Osteoarthritis
Osteoarthritis is a degenerative disease affecting the joints. Most commonly it occurs in people aged over 50, however it can affect people in their twenties and thirties. Like Osteoporosis it is a gradual disease, however it differs in that it affects the cartilage rather than the bone. Cartilage is the body’s natural shock absorber. Whilst you cannot see the damage, as it happens under the skin, it is certainly not silent as it is often associated with pain which can affect your daily life.
Whilst Osteoarthritis occurs below the skin, a telltale visual sign is often swelling and is most common on the hands and knees.
As the disease progresses the swelling can cause joints to become deformed, which when coupled with stiffness it can make common daily tasks increasingly difficult. Activities like buttoning a shirt, chopping vegetables, and climbing stairs often become more difficult.
As the cartilage in sufferers depletes bone can start to rub against bone, causing a grating sound or a feeling of the bones crunching against each other. This is often apparent in the knees as a person sits down or kneels. When this type of degeneration occurs, a person might experience a disconcerting snap or crackling sound. The best way to reduce the strain in these cases is to ensure a healthy diet and gentle exercise regime to keep weight in a healthy range with then reduces the load on the joints.
What can I do to reduce my pain/symptoms?

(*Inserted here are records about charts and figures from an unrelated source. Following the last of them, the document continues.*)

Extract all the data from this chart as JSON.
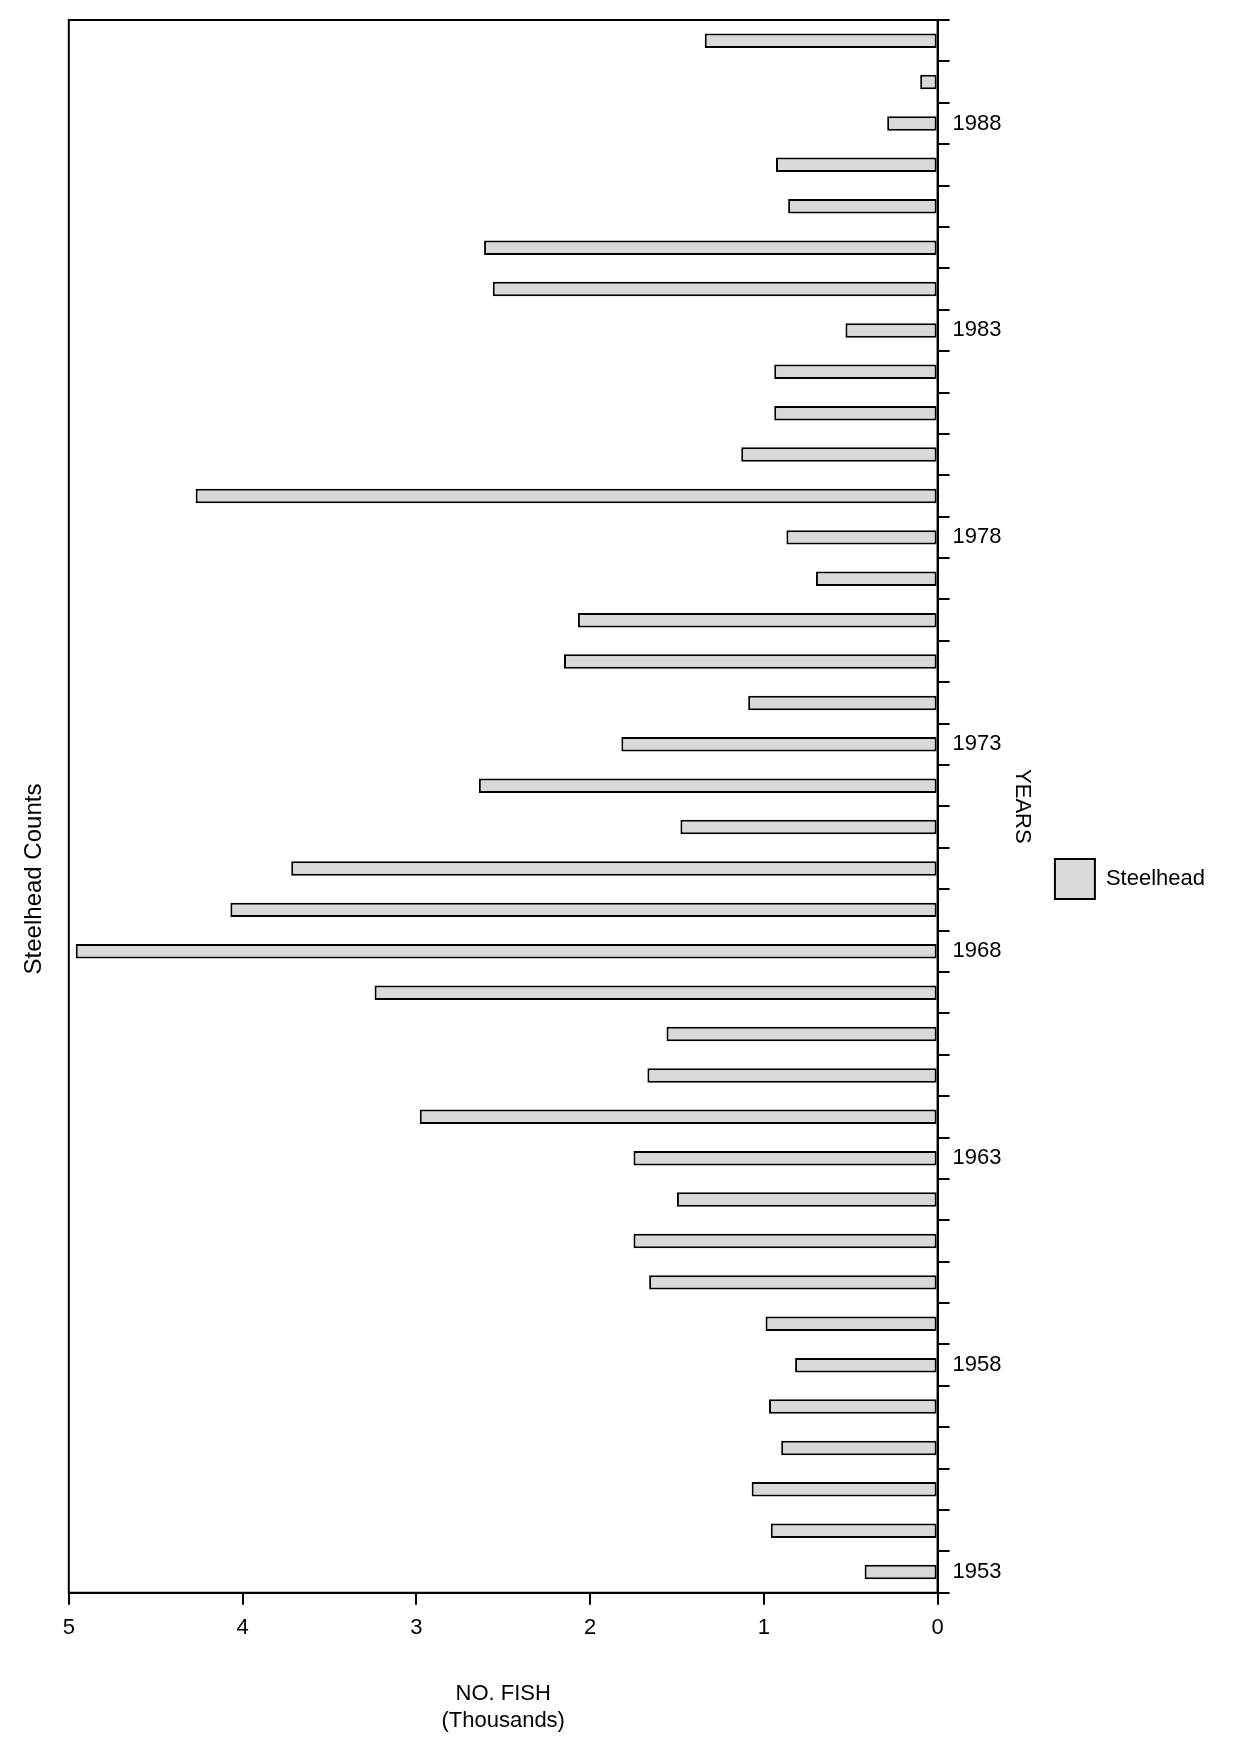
{
  "chart_data": {
    "type": "bar",
    "orientation": "horizontal",
    "title": "Steelhead Counts",
    "xlabel": "NO. FISH\n(Thousands)",
    "ylabel": "YEARS",
    "categories": [
      null,
      null,
      "1988",
      null,
      null,
      null,
      null,
      "1983",
      null,
      null,
      null,
      null,
      "1978",
      null,
      null,
      null,
      null,
      "1973",
      null,
      null,
      null,
      null,
      "1968",
      null,
      null,
      null,
      null,
      "1963",
      null,
      null,
      null,
      null,
      "1958",
      null,
      null,
      null,
      null,
      "1953"
    ],
    "series": [
      {
        "name": "Steelhead",
        "color": "#d9d9d9",
        "values": [
          1.34,
          0.1,
          0.29,
          0.93,
          0.86,
          2.61,
          2.56,
          0.53,
          0.94,
          0.94,
          1.13,
          4.27,
          0.87,
          0.7,
          2.07,
          2.15,
          1.09,
          1.82,
          2.64,
          1.48,
          3.72,
          4.07,
          4.96,
          3.24,
          1.56,
          1.67,
          2.98,
          1.75,
          1.5,
          1.75,
          1.66,
          0.99,
          0.82,
          0.97,
          0.9,
          1.07,
          0.96,
          0.42
        ]
      }
    ],
    "xlim": [
      5,
      0
    ],
    "xticks": [
      5,
      4,
      3,
      2,
      1,
      0
    ],
    "grid": false,
    "legend": "right"
  }
}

The pain is often worse after sitting for long periods when joints feel difficult to move. Common in the morning, pain can last about thirty minutes. Like pain, stiffness is also associated with Osteoarthritis. Walking and gentle exercise can help loosen the joints so pain and stiffness can reduce as your body warms up.

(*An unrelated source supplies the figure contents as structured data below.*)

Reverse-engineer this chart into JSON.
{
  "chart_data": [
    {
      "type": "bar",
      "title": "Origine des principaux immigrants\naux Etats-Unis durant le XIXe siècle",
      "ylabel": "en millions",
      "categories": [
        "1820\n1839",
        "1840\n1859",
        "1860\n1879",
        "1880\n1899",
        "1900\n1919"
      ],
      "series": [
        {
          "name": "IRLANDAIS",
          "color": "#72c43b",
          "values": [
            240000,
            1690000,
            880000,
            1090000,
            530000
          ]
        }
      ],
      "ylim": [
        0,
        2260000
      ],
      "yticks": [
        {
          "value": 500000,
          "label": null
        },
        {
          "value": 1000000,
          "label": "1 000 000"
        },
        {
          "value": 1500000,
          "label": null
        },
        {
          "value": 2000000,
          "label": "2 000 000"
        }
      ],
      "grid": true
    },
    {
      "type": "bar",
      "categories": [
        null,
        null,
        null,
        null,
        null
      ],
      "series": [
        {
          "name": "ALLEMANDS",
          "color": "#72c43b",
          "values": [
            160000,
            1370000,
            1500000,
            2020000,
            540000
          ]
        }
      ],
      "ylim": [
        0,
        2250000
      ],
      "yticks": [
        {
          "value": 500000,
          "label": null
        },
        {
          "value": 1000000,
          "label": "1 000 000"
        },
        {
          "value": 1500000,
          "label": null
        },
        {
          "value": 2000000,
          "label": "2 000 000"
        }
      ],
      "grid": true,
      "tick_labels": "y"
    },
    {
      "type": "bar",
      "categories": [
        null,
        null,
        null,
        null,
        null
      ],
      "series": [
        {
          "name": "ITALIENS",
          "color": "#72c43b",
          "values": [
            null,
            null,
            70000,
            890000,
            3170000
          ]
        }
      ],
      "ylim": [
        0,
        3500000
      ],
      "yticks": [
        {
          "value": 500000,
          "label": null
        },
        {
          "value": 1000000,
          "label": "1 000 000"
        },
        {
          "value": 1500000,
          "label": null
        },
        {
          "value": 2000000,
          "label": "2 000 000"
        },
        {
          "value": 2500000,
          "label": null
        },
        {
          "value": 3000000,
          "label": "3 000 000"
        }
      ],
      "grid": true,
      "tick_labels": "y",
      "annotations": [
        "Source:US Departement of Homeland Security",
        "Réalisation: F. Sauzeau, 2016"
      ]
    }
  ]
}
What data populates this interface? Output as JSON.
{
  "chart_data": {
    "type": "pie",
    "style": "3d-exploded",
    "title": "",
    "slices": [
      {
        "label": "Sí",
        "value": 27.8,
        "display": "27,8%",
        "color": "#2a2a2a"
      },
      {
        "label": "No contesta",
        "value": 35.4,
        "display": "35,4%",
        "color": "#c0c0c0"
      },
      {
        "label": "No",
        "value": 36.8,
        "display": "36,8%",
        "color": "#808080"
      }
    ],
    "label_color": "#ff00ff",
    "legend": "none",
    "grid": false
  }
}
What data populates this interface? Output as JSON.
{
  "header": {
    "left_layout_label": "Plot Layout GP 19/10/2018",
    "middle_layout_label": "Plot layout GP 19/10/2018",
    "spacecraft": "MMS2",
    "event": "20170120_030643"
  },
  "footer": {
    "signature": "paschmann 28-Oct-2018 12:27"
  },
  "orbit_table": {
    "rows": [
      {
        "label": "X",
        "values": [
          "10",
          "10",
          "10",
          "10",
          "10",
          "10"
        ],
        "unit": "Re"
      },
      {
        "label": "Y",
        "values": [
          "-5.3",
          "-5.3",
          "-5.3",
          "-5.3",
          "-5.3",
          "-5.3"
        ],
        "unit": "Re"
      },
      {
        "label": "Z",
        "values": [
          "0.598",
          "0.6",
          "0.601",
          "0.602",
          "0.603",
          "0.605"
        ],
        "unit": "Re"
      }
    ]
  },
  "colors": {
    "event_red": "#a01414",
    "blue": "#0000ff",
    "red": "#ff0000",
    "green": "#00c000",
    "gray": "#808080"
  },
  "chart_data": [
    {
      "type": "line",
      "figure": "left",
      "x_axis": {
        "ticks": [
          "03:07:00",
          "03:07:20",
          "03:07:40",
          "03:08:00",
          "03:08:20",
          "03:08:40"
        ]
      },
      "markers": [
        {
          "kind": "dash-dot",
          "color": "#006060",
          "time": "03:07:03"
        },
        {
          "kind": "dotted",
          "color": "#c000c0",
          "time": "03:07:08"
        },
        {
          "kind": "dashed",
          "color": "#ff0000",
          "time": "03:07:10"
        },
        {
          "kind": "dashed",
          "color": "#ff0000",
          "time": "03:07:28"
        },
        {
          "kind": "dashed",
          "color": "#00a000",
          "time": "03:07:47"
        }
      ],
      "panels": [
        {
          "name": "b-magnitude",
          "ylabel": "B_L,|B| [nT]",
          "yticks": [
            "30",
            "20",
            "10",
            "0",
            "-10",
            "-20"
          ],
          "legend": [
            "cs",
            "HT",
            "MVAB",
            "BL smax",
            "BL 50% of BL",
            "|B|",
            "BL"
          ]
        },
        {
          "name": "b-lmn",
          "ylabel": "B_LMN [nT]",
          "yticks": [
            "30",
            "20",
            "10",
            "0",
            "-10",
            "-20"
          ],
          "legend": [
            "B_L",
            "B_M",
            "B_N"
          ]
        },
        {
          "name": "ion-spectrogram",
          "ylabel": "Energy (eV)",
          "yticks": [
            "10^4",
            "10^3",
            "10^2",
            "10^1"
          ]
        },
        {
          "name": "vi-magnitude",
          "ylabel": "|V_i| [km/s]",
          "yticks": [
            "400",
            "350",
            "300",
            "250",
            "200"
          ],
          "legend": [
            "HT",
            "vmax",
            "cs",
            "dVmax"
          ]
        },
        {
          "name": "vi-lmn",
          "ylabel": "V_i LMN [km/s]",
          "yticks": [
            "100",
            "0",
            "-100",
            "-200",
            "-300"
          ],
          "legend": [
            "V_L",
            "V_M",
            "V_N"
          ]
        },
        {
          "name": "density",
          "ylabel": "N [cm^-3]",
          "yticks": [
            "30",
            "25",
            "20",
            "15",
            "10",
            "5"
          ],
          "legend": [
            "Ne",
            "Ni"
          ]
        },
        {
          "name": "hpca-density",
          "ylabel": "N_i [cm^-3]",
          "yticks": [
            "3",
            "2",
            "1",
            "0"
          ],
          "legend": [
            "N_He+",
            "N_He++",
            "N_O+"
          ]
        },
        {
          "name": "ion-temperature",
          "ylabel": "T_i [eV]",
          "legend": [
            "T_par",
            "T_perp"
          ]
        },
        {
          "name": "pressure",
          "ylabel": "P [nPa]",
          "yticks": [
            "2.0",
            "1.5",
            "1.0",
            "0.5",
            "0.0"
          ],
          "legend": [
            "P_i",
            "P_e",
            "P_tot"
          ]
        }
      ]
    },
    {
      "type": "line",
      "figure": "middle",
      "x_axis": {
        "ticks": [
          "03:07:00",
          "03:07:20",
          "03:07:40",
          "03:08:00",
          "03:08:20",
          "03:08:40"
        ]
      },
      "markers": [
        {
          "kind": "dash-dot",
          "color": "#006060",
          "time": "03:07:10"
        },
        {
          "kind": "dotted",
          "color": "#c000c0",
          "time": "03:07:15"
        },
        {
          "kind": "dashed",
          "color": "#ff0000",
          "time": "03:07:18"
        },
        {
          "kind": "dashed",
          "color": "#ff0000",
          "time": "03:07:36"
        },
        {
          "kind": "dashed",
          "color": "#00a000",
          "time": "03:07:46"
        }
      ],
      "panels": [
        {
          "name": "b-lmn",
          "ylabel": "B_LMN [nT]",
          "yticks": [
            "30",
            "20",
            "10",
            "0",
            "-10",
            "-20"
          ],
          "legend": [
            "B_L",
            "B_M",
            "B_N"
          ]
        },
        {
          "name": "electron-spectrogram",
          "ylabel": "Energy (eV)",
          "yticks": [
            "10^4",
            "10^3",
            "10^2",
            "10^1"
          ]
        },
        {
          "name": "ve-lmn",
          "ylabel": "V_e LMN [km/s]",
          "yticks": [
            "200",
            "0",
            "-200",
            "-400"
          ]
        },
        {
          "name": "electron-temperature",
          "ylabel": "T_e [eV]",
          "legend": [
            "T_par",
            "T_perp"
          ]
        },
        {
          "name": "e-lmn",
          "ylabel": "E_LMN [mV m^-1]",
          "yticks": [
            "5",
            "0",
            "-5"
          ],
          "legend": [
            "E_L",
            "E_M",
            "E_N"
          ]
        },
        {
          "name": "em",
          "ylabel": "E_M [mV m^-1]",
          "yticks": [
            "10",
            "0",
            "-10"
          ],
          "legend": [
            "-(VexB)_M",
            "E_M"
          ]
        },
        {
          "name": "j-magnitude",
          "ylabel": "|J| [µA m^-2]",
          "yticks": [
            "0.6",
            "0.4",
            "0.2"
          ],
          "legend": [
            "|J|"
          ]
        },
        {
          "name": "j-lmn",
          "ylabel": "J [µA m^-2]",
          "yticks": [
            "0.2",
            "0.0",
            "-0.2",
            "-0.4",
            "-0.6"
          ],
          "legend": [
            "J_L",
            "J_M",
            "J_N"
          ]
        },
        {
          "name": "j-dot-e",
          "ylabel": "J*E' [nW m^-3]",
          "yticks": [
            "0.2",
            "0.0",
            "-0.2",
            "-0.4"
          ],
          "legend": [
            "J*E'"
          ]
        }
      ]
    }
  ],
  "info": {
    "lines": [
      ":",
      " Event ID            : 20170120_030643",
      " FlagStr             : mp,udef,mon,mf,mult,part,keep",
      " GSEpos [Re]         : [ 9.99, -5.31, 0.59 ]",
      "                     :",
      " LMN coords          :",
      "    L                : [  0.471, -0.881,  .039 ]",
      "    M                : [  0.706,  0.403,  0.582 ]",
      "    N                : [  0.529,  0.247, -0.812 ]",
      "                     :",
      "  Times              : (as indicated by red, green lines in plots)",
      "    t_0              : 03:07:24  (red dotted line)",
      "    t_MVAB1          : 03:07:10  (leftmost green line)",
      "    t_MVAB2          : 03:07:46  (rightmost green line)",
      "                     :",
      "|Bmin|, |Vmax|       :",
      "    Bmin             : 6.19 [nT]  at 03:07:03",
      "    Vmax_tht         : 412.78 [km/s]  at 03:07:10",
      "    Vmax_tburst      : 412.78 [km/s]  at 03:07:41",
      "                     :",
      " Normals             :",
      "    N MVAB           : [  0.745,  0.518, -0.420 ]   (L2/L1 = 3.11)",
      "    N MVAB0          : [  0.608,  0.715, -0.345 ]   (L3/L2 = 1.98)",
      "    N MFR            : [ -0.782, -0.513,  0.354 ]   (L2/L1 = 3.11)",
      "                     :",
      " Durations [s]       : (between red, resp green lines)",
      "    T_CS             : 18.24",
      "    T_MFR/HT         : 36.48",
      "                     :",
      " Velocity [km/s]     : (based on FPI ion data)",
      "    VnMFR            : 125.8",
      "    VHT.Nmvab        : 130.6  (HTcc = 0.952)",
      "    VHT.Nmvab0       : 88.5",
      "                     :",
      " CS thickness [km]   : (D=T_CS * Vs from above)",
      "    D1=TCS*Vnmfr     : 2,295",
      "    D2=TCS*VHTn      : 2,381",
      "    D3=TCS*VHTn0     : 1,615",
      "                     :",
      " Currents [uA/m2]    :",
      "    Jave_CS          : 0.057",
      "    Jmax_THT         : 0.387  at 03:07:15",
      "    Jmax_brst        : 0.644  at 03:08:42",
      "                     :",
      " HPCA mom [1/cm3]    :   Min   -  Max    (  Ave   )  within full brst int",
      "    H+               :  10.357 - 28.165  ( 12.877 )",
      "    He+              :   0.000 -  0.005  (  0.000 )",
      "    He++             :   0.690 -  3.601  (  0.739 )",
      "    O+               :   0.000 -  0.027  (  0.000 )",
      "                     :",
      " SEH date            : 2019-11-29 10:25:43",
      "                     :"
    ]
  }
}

Swimming and non-weight bearing exercise can be helpful as they keep your joints moving but do not put a load on the joints.

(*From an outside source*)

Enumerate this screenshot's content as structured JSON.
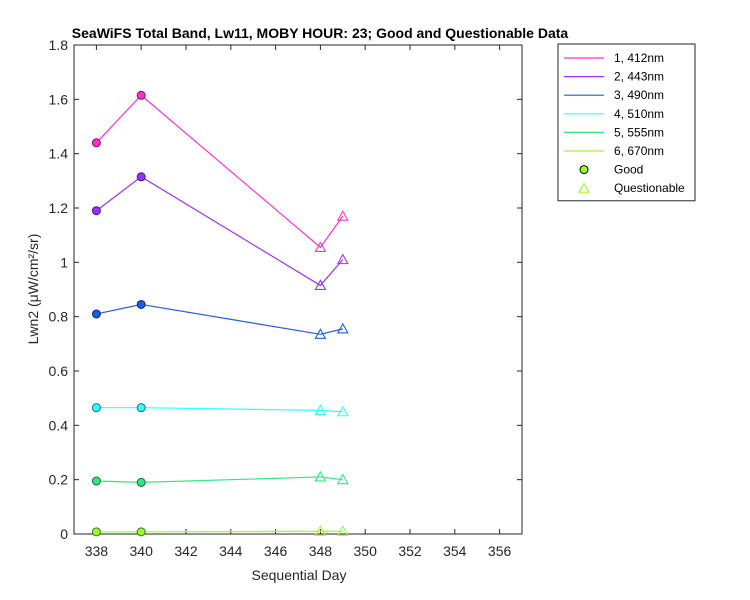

In order to look after your bones as well as your joints it pays to keep your muscles strong as this helps to support your joints as well as keep your bones strong
The weekly recommended amount of exercise/physical activity is at least 150 minutes (2 hours and 30 minutes) of moderate-intensity aerobic activity (for example, cycling, swimming or fast walking) to build up your muscle strength. It is important to aim to do muscle-strengthening exercises at least two days each week. If you are over 65, you should aim for physical activity for 30 minutes most days. This can be done in shorter bursts of 10-20 minutes throughout the day. Try to be active in as many ways as possible, with exercises to boost your fitness, strength, balance and flexibility.
As always it is important to note exercise should be fun, so do what you enjoy, but try not to overload the joints.
What are the treatment options?
Unfortunately, there is no cure for Osteoarthritis. Medication, non drug methods and assistive devices can help to ease pain. As a last resort, a damaged joint can be surgically replaced with a metal, plastic or ceramic one.
As with all medical conditions, if you or someone you know may be suffering from Osteoarthritis, it is best to seek the advice of a professional.